‘10% Joe’ – From Grandfather to Godfather By David Isaac
We thought Joe Biden was the grandfather. It turns out he’s more like the godfather.
It’s the big reveal in the Hunter Biden story.
Until now, we thought Hunter, the “f—ked up addict that can’t be trusted” (in his own words) who sent not one but three laptops full of incriminating material in for repairs – an act so stupid that even crack can’t be blamed – was the one taking advantage of his father’s position to enrich himself.
(Compounding the idiocy, despite repeated notifications, he failed to pay the $85 bill to reclaim the one salvageable laptop, so that after 90 days it became the legal property of the repair shop.)
What we learn from the laptop is that Joe (referred to as “the big guy”) was to get a 10% cut of the loot from a deal with a now defunct Chinese energy company with strong ties to the Chinese government (the email outlines an equity split including “20 for H” and “10 held by H for the big guy.” That makes “10% Joe” analogous to the Godfather, the capo dei capi, the boss due his share of the family’s enterprises.
So Biden is getting “his beak wet,” as former NYC Mayor and current Trump advisor Rudy Giuliani points out in a damning video describing the “Biden crime family’s payoff scheme.”
There’s more. Hunter tells his daughter Naomi in a 2018 text-message exchange: “I hope you all can do what I did, and pay for everything for this entire family for 30 years and it has been tough. It’s really hard but don’t worry, unlike Pop, I won’t make you give me half your salary.”
It would take some real mental gymnastics to convince any normal person – that is, anyone not marinating in Democratic talking points – that “Pop” wasn’t referring to Joe Biden.
Did Biden really get half? It sounds more like Hunter is complaining that he had to give his dad anything.
The amount really doesn’t matter. It puts paid to Joe’s claims that “I have never spoken to my son about his overseas business dealings.” It should lead to a federal investigation, starting with subpoenas to Hunter’s banks.

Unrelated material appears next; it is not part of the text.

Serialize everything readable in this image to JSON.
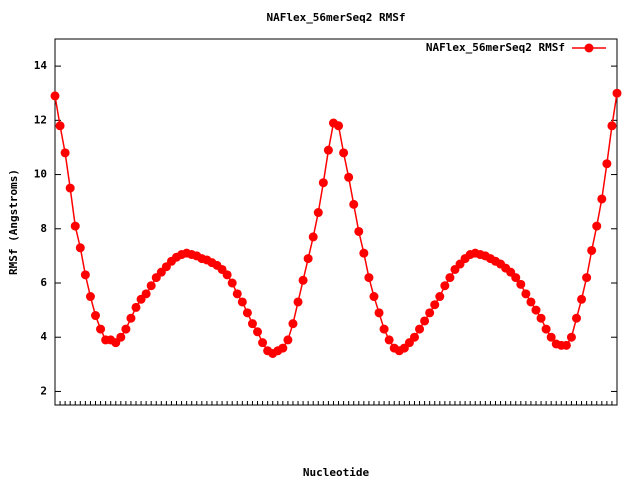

Other emails are equally damning when it comes to Joe’s claims to know nothing of his son’s business affairs. There’s the email from Burisma board adviser Vadym Pozharskyi thanking Hunter for setting up a meeting with then Vice President Biden.
“Dear Hunter, thank you for inviting me to DC and giving an opportunity to meet your father and spent [sic] some time together. It’s realty [sic] an honor and pleasure,” the email reads.
Up to now the worst that was usually said of Biden is that he wasn’t up to the job. He was a kindly grandfather who was cognitively slipping. To Trump opponents, it didn’t matter. What was important was that Biden would return the country to “normalcy.” Peggy Noonan wrote in an op-ed for the Wall Street Journal (Oct. 8):
“If Joe Biden wins big, part of the reason, maybe a big part, will be simply that he is normal. Not ‘he’s such an accomplished legislator,’ not ‘he’s the man of the future’ or ‘charismatic’ or ‘warm’ or ‘has such a moving back story.’ No. He is normal. And people miss normal so much.”
A family business raking in millions for access to U.S. policy makers is “normal”?
Still less excusable than Noonan’s silly remarks are those of U.S. Adm. (ret.) William McRaven, who extols Biden in the Wall Street Journal (Oct. 20), well after the scandal broke: “We need a leader of integrity whose decency and sense of respect reflects the values we expect from our president.”
We hope McRaven was a better admiral than he is a judge of character.
And the response of mainstream media to the Post’s revelations?
In what may be the most blatant example of media censorship in U.S. history, the story has been buried by Big Tech and blackballed/denied by the media giants.
Facebook and Twitter, in the tank for Biden, both blocked the link to the Post story. Twitter blocked the Trump campaign’s official account and also that of White House press secretary Kayleigh McEnany. The major news outlets have rushed in unison to label the Post scoop “Russian disinformation.” Their response was so monolithic that John Ratcliffe, the Director of National Intelligence felt impelled to intervene, assuring there was “no intelligence that supports that.”
The hard drive is full of pictures of the Biden family, Hunter (sometimes in compromising positions) and over 11,000 emails, most of them harmless. And why, as Giuliani points out, did Hunter Biden’s lawyers repeatedly demand his computer be returned (once they realized the disaster that was brewing)? Seems like a strange approach if you think it’s all Russian disinformation, and not Hunter’s computer at all.
David Isaac is managing editor of World Israel News.